Напаренный в бане, отпоенный чаем с малиной Никола лежал на печи. Надо было выгнать из костей погребную стужу.
Людка носилась с мужем, как с писаной торбой, чувствуя себя виноватой.
К вечеру напекла пирогов, завернула ягодную ватрушку с морошкой да выставила на стол бутылочку «Столичной».
Собрались все... Не пришла только Дунюшка. Генка после её юбилея укатил в район, и уже два дня от него не было никаких вестей...
В конце праздничного ужина Марья раскинула карты.
— Дом у тебя родной, Коленька, выпадат, да жена любимая... Да ещё дама бубнова на сердце не пошто... Ну да ладно! — Марья потянулась кверху руками и хитро подмигнула на печь. — Это, верно, мышь-полёвка, что в картофельные ямы с полей по осени набегат....
Далёкие звёзды
С ночи мело. Густую позёмку волочило по наваленным за изгородью сугробам, стаскивало меж частых штакетин, наглухо забивая снежиной узкий калитинский межуток. На крыше стучало. Антон Иваныч всё гадал, что ж такое там может бренчать: то ли желоб ослаб, то ли рама на чердаке отошла.
Только к обеду стихло. Оставшийся ветер растолкал по краям тяжёлую облачную синь, и сквозь пёрышки новых облачков выглянуло холодное зимнее солнце.
Кое-как протиснувшись в двери, Антон Иваныч выбрался на улицу. Кругом, вровень с забором, лежала белая сверкающая пелена.
— Да-а, батюшко! — обратился он к февралю, как к какому-то человеку. — Не зря говорят: «Февраль что пьяный мужик — дел натворит да спать уляжется». А расхлёбывать-то кто будет?
Он взял лопату и начал рыть. Сначала медленно, без натуги, но, увидев в межутке напротив своего соседа, также разрывающего снег, прибавил ходу.
— Врёшь, Митька, — гундел он себе в усы, — не опередишь. Я тебя хотчая!
Через час, весь вспотевший и запыхавшийся, он выпрямился. Межуток был чист. Рядком темнели ровные заиндевевшие мосточки.
Антон Иваныч довольно крякнул... и присел. В спину резко кольнуло.
— Охти мне, радость небывалая! — он схватился за заборный столб. — Перетрудилси маленько. Всё Митька виноват.
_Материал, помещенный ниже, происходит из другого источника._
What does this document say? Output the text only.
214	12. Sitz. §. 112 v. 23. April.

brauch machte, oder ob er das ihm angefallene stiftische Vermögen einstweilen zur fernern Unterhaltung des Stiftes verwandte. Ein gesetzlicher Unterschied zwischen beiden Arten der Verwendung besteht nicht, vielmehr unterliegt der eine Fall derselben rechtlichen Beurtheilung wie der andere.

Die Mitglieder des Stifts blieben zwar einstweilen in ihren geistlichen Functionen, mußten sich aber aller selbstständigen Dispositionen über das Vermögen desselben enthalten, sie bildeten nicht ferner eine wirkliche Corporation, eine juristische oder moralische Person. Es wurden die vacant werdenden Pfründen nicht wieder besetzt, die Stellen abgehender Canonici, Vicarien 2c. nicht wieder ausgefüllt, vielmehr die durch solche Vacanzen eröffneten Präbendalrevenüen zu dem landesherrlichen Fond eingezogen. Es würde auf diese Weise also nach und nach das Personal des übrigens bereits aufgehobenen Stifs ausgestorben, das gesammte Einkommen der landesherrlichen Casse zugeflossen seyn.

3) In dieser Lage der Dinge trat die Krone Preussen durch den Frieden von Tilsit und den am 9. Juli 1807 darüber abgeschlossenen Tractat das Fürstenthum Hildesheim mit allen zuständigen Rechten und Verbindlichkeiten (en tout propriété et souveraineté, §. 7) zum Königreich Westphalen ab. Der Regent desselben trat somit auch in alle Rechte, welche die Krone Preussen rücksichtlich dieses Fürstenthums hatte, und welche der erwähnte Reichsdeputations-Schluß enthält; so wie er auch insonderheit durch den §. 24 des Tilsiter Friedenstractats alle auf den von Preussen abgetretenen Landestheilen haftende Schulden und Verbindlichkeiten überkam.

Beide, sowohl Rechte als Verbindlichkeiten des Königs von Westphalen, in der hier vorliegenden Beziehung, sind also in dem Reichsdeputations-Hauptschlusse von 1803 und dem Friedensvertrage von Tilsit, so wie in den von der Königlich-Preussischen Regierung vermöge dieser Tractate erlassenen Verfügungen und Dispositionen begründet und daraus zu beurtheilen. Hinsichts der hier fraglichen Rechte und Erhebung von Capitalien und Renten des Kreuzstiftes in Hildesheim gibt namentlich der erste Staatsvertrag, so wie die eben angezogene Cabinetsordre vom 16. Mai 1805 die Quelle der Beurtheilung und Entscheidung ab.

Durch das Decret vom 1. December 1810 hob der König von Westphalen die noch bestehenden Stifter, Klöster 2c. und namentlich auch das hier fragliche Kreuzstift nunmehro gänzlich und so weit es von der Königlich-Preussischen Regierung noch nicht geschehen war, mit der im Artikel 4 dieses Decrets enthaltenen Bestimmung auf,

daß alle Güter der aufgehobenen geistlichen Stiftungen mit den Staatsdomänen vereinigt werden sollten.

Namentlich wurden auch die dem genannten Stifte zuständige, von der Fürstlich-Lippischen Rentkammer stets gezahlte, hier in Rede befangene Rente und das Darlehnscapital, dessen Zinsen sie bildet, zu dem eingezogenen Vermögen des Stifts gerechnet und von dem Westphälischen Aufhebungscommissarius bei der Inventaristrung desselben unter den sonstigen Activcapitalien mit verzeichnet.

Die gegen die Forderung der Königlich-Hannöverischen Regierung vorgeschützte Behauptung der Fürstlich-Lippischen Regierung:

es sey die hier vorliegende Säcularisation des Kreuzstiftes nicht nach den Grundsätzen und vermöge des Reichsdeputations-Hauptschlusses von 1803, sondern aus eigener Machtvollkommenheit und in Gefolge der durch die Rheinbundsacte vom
Непошто на пару снег рыть вышел.
Митька, Микеша, как звали его в деревне за весёлые выкрутасы, бодро хлопая по катаникам рукавицей, вынырнул из высокого снежного окопа. Его сморщенное худое лицо горело от работы огнём.
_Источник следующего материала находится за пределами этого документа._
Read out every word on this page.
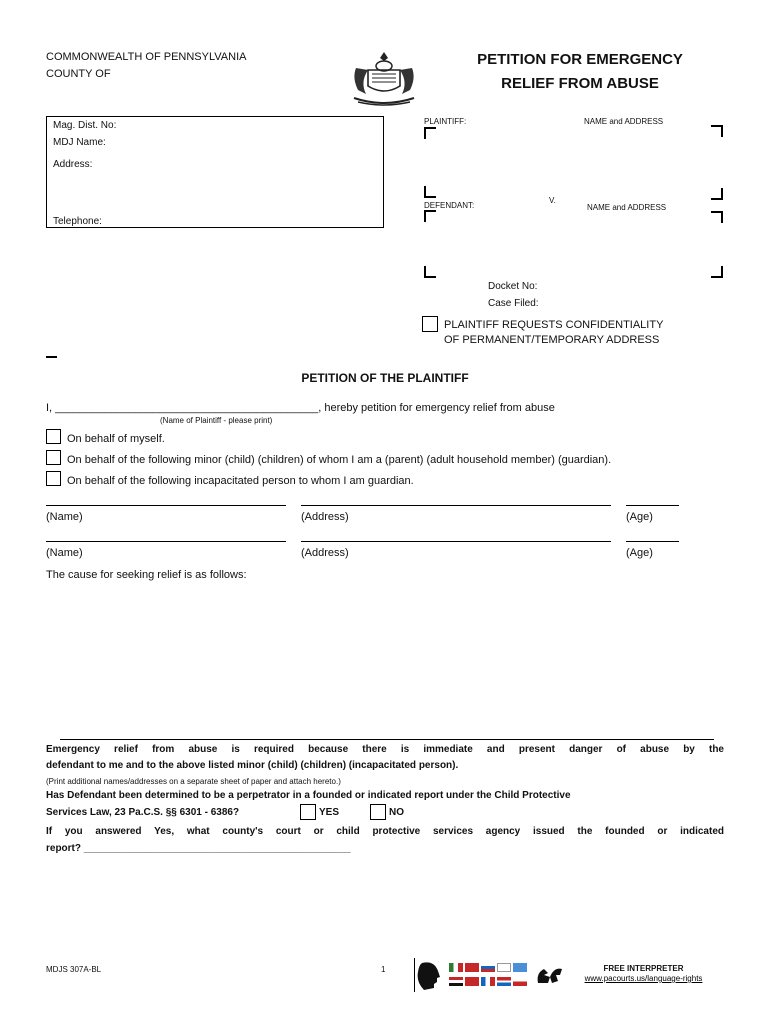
COMMONWEALTH OF PENNSYLVANIA
COUNTY OF
PETITION FOR EMERGENCY
RELIEF FROM ABUSE
Mag. Dist. No:
MDJ Name:
Address:
Telephone:
PLAINTIFF:	NAME and ADDRESS
V.
DEFENDANT:	NAME and ADDRESS
Docket No:
Case Filed:
PLAINTIFF REQUESTS CONFIDENTIALITY
OF PERMANENT/TEMPORARY ADDRESS
PETITION OF THE PLAINTIFF
I, ___________________________________________, hereby petition for emergency relief from abuse
(Name of Plaintiff - please print)
On behalf of myself.
On behalf of the following minor (child) (children) of whom I am a (parent) (adult household member) (guardian).
On behalf of the following incapacitated person to whom I am guardian.
(Name)	(Address)	(Age)
(Name)	(Address)	(Age)
The cause for seeking relief is as follows:
Emergency relief from abuse is required because there is immediate and present danger of abuse by the
defendant to me and to the above listed minor (child) (children) (incapacitated person).
(Print additional names/addresses on a separate sheet of paper and attach hereto.)
Has Defendant been determined to be a perpetrator in a founded or indicated report under the Child Protective
Services Law, 23 Pa.C.S. §§ 6301 - 6386?	YES	NO
If you answered Yes, what county's court or child protective services agency issued the founded or indicated
report? ________________________________________________
MDJS 307A-BL	1	FREE INTERPRETER
www.pacourts.us/language-rights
— Ты чего, Онтоха, как стара розвальня, на заборе повис, опристал, что ли?
Антон Иваныч махнул рукой:
— Путай ещё, устал! Много ли наработал-то. Я ещё два таких межутка разрою!
Микеша хмыкнул:
— Ну-ну, харахорси...
В ложине наперебой залаяли собаки. Взметая копытами снег и тряся тяжёлой закуржавелой головой, по дороге промчалась лошадь. В дровнях сидел пьяный Николка Задов. Железная бочка, кое-как привязанная к копылам дровен, подпрыгивала и гремела на всю округу.
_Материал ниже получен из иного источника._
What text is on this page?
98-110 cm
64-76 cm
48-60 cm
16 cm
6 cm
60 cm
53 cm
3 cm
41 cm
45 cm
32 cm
— Вот Николка! Даёт стране угля! — Антон Иваныч покачал головой. Боль плёткой стеганула по лопаткам. Он поморщился, но вида не показал. — Куда-то шибко парень торопится.
Микеша погрозил вслед Николе кулаком:
— Гаишников на этого Николку нет, враз бы всех прав лишили. Задавит каку-нить старуху. Те ведь, полоротые, вечно ворон считают, на дорогу-то не глядя... Слыхал, пошту закрыли, без пенсии нонь будем жить...
Антон Иваныч, после того как Микеша приволок его чуть ли не на закорках от калитки домой, проболел целый месяц. Анна Михайловна дважды вызывала фельдшера делать укол. Фельдшер, молодая гонористая особа, Анне Михайловне в последний визит высказала, что больше в дровнях с пьяным извозчиком за пятнадцать километров не поедет, пусть ищут бензин для «скорой» или пусть везут Антон Иваныча в стационар.
— Какой бензин? Откуда? — сокрушалась бедная Анна Михайловна. — У нас и ГСМ-то больше десятка лет закрыт, а в больницу Антошу не пущу. Там за ним ходить никто не будет.
Фельдшер развела руками и уехала обратно с попутной машиной.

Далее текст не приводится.